Obama ups renewables funding, cuts fossil subsidies

www.environmental-finance.com
05 February 2010

Clean energy was a winner in US President Barack Obama's proposed budget, with major funding increases despite his pledge to control spending. In his fiscal year 2011 budget, Obama proposed giving the Department of Energy (DOE) lending authority to support about $40 billion in loan guarantees for innovative clean energy programmes. The president also asked for $2.4 billion for the DOE's energy efficiency and renewable energy programme, a 5% increase from last year. This includes $300 million for solar energy research, development and deployment – a 22% increase over last year's investment – and $123 million for wind, a 53% increase.

To pay for the extra funding for clean energy and other initiatives, the president proposed eliminating more than $2.7 billion in tax subsidies for the fossil fuel sector. "One of the best ways to be on the forefront in energy is to incentivise clean energy and discourage the old sources or methods that aren't going to work in the future," Obama said. For the Environmental Protection Agency, the budget requests $43 million in additional funding for regulatory initiatives to control greenhouse gas (GHG) emissions, including implementation of its GHG reporting rule.
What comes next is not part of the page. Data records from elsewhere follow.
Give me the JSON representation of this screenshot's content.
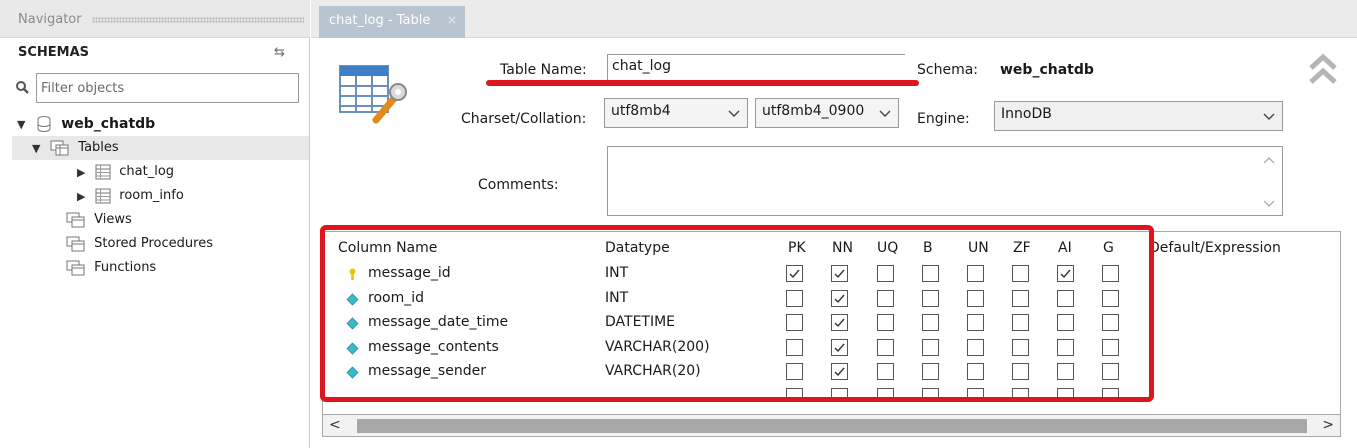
{
  "navigator": {
    "title": "Navigator",
    "schemas_label": "SCHEMAS",
    "filter_placeholder": "Filter objects",
    "tree": {
      "database": "web_chatdb",
      "tables_label": "Tables",
      "tables": [
        "chat_log",
        "room_info"
      ],
      "views_label": "Views",
      "procedures_label": "Stored Procedures",
      "functions_label": "Functions"
    }
  },
  "tab": {
    "label": "chat_log - Table",
    "close": "×"
  },
  "editor": {
    "table_name_label": "Table Name:",
    "table_name": "chat_log",
    "schema_label": "Schema:",
    "schema_value": "web_chatdb",
    "charset_label": "Charset/Collation:",
    "charset": "utf8mb4",
    "collation": "utf8mb4_0900",
    "engine_label": "Engine:",
    "engine": "InnoDB",
    "comments_label": "Comments:",
    "comments": ""
  },
  "grid": {
    "headers": {
      "column_name": "Column Name",
      "datatype": "Datatype",
      "pk": "PK",
      "nn": "NN",
      "uq": "UQ",
      "b": "B",
      "un": "UN",
      "zf": "ZF",
      "ai": "AI",
      "g": "G",
      "default": "Default/Expression"
    },
    "flag_keys": [
      "pk",
      "nn",
      "uq",
      "b",
      "un",
      "zf",
      "ai",
      "g"
    ],
    "rows": [
      {
        "name": "message_id",
        "datatype": "INT",
        "key": true,
        "flags": [
          true,
          true,
          false,
          false,
          false,
          false,
          true,
          false
        ]
      },
      {
        "name": "room_id",
        "datatype": "INT",
        "key": false,
        "flags": [
          false,
          true,
          false,
          false,
          false,
          false,
          false,
          false
        ]
      },
      {
        "name": "message_date_time",
        "datatype": "DATETIME",
        "key": false,
        "flags": [
          false,
          true,
          false,
          false,
          false,
          false,
          false,
          false
        ]
      },
      {
        "name": "message_contents",
        "datatype": "VARCHAR(200)",
        "key": false,
        "flags": [
          false,
          true,
          false,
          false,
          false,
          false,
          false,
          false
        ]
      },
      {
        "name": "message_sender",
        "datatype": "VARCHAR(20)",
        "key": false,
        "flags": [
          false,
          true,
          false,
          false,
          false,
          false,
          false,
          false
        ]
      }
    ]
  },
  "colors": {
    "highlight": "#e0141b",
    "tab_active": "#b8c4cf",
    "key_icon": "#f2c200",
    "column_icon": "#3ab8c8"
  },
  "icons": {
    "refresh": "refresh-icon",
    "search": "search-icon",
    "database": "database-icon",
    "table": "table-icon",
    "collapse": "double-chevron-up-icon"
  }
}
Not featured in the president's budget were the $646 billion revenues from a proposed federal cap-and-trade system included in last year's budget. Environmental groups were generally supportive of the budget. "President Obama's 2011 budget proposal is a refreshing reminder of what it means to have a president who puts the public ahead of the polluters," said Anna Aurilio, the Washington, DC office director of Environment America. But renewable energy advocates criticised Congress for failing to follow the president's lead and enact comprehensive climate and energy legislation.

"It's not OK when there is a game going on in the field that our team, the Congress, is in the locker room discussing how to play the game," said Michael Eckhart, president of the American Council on Renewable Energy in Washington, DC. Although 2010 should be a good year for the renewable energy sector with stimulus money flowing to projects and the financial system starting to recover, the industry needs Congress to enact a policy framework, including a strong national renewable electricity standard, Eckhart said.

"The biggest single problem in the economics of clean energy is the lack of demand, meaning until there is a government intervention of some kind there's just not enough natural demand for clean electricity in the US," said Reed Hundt, a principal at business consulting firm REH Advisors and co-chairman of the Coalition for the Green Bank. The president's budget now goes to the Senate and the House of Representatives, which will consider the requests, make changes and draft their budget resolutions over the next few months.